How to Write (Better): Author Branding and Unmarketing in the Publishing World
By Justine Musk on July 22, 2010
"A writer’s idea of a writing career has to change."
Jane Friedman said this in a webinar I attended recently, and I’ve been mulling it over ever since.
I’m also wondering if a writer’s idea of a brand has to change.
I wrote about the importance of developing your author brand. Jane retweeted it (thank you Jane, you’re fabulous) and I noticed that one of the responses was a tweet that said, This kind of thing makes me despair utterly.
So I wanted to stress that I write about brands not as a marketing tactic, but as unmarketing. And unmarketing means that your brand is so remarkable that you don’t have to market it; it markets itself.
And you develop a remarkable brand by being a remarkable writer.
Online, you are your content. You are your voice. And your voice and your content combine to form your brand.
So great, well-written content = great brand.
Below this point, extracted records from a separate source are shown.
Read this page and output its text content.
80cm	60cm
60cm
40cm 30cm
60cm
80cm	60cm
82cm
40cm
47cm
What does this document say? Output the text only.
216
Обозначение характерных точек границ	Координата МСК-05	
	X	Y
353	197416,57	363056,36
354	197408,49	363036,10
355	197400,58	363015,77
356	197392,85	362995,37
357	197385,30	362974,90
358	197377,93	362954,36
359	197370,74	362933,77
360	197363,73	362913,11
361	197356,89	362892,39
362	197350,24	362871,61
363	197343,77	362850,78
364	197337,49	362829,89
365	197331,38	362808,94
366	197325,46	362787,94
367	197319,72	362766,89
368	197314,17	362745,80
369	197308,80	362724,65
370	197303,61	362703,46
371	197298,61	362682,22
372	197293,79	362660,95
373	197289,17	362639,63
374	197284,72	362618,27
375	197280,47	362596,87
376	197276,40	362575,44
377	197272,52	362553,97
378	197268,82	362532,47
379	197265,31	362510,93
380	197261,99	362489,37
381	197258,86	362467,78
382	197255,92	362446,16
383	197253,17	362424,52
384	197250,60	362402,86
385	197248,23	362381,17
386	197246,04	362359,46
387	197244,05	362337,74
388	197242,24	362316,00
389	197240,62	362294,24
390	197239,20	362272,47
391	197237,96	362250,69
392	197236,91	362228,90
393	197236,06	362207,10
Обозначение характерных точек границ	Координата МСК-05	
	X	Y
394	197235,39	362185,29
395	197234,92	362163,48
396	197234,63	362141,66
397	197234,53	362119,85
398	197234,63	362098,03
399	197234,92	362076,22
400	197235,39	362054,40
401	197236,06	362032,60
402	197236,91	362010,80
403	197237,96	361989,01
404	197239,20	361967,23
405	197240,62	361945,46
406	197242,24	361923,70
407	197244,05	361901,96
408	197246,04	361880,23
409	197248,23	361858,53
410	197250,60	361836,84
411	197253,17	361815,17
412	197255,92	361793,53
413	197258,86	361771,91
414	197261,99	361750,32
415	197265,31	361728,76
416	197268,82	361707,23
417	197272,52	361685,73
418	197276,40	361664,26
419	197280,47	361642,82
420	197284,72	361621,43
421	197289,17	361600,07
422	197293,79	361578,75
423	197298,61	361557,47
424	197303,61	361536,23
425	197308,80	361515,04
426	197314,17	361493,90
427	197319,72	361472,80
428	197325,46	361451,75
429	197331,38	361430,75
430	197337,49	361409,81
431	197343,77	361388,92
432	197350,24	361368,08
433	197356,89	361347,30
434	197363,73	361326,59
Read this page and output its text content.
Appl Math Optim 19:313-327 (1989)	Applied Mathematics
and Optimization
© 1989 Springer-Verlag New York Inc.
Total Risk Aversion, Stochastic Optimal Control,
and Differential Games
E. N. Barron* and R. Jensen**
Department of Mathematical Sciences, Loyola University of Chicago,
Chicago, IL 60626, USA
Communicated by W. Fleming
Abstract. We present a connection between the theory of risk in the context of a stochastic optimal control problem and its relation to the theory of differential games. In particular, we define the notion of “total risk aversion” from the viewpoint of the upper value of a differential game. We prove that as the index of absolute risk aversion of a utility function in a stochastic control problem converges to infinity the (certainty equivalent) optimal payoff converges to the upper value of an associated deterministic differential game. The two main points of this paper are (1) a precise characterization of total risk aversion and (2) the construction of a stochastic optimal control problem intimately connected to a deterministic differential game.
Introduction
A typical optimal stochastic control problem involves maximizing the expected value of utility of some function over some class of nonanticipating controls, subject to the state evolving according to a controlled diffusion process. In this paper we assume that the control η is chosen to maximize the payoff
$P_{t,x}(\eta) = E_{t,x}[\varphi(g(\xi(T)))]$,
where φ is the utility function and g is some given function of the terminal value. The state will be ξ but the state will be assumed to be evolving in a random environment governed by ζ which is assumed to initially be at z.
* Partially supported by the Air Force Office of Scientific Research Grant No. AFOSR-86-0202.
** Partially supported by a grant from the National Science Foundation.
Mediocre content = mediocre brand.
The reason why a brand is necessary for survival is because it doesn’t just promote, it filters and curates. As the distribution barriers collapse and more and more people publish online, readers need to know where to go and who to trust in order to find great material without sorting through all the crap. If readers trust you, and your well-defined creative vision, they will go to you to find cool stuff to read, and also to share and recommend to their friends.
(This doesn’t just apply to writers, by the way, but also to publishers and editors. These brands can “riff off each other” and bring different kinds of benefits to the writer/editor/publisher relationships. Which makes me wonder if, in the future, we’ll see prominent and recurring author-editor partnerships the way we see director-actor partnerships in the movies.)
Your brand stands for who you are and what you write about. It stands for a personality and set of values that readers can identify with. In the new, still-emerging model of publishing, your brand is no longer solely defined by your books. It is defined more and more by your online presence -- your blogging and microblogging and interaction with your community -- and supported by your books.
This gives your brand the opportunity to grow and evolve, because your readers can share that process with you. In the old model, a writer switching genres also had to change names, so as not to confuse the reader. Readers did not want to pick up a Stephen King novel and discover that it was a romance. As a result, writers got trapped in a 'box': expected to deliver a certain type of novel each time. Once a horror writer, always a horror writer (or secretly, a romance writer under a different name).
In the new model, things will work a little differently. You can’t hide who you are online (and if you’re not willing to be online in the first place, editors and publishers will be much less enthused about working with you.) So a pseudonym will work not to disguise a writer’s identity but to signal a different type of novel (for example: it’s a well-known “secret” that John Banville and Benjamin Black are the same guy, but Banville novels are literary novels and Black novels are mystery-thrillers.) And since, as Dean Koontz once observed, “readers will follow you anywhere” -- because readers become addicted at least partly to your voice, your worldview -- readers will have the chance to follow the writer into a genre they might not have considered otherwise. So instead of being trapped in a box -- or two or three boxes separated from each other -- writers can use pseudonyms to develop different dimensions of the same central, defining brand. The box disappears, and the “brand molecule” takes its place: one aspect, idea or message gradually developing out of another aspect, idea or message.
What holds the brand together will no longer be a specific type of book, but the voice and worldview of the author herself.
A writing career will no longer present itself to the audience as a succession of books with long gaps of silence in-between.
A writing career will be more like an ongoing and steadily evolving process, shared online and interacting with readers … with few, if any, gaps of silence at all. The process won’t be so easily divided into writing and marketing; the writing is the marketing.
Writers should no longer think of themselves as just one type of writer-- just a novelist, or a poet, or a short-story writer. Writing on and for the Web will demand different manifestations of your talent.
And if you’re going to be online on a near-daily basis, it’s not just about socializing and chatting people up. It’s about having something to say, consistently, that will attract the right type of reader (who will go on to pay money for your work).
Which means you have to be passionate about whatever it is that you’re blogging and filtering day-in and day-out for the people formerly known as your audience. Otherwise you won’t be motivated enough to put in the work and time that the process requires, and your writing won’t be charged with the kind of electricity that draws in new readers or keeps old ones hanging around.
Because you have to love the process. You have to embrace it-- all aspects of it -- as an expression of your soul.
In other words, you develop your brand by writing close to your soul.
Which means that, over time, your brand has the chance to take you -- and your readers -- to some unexpected places.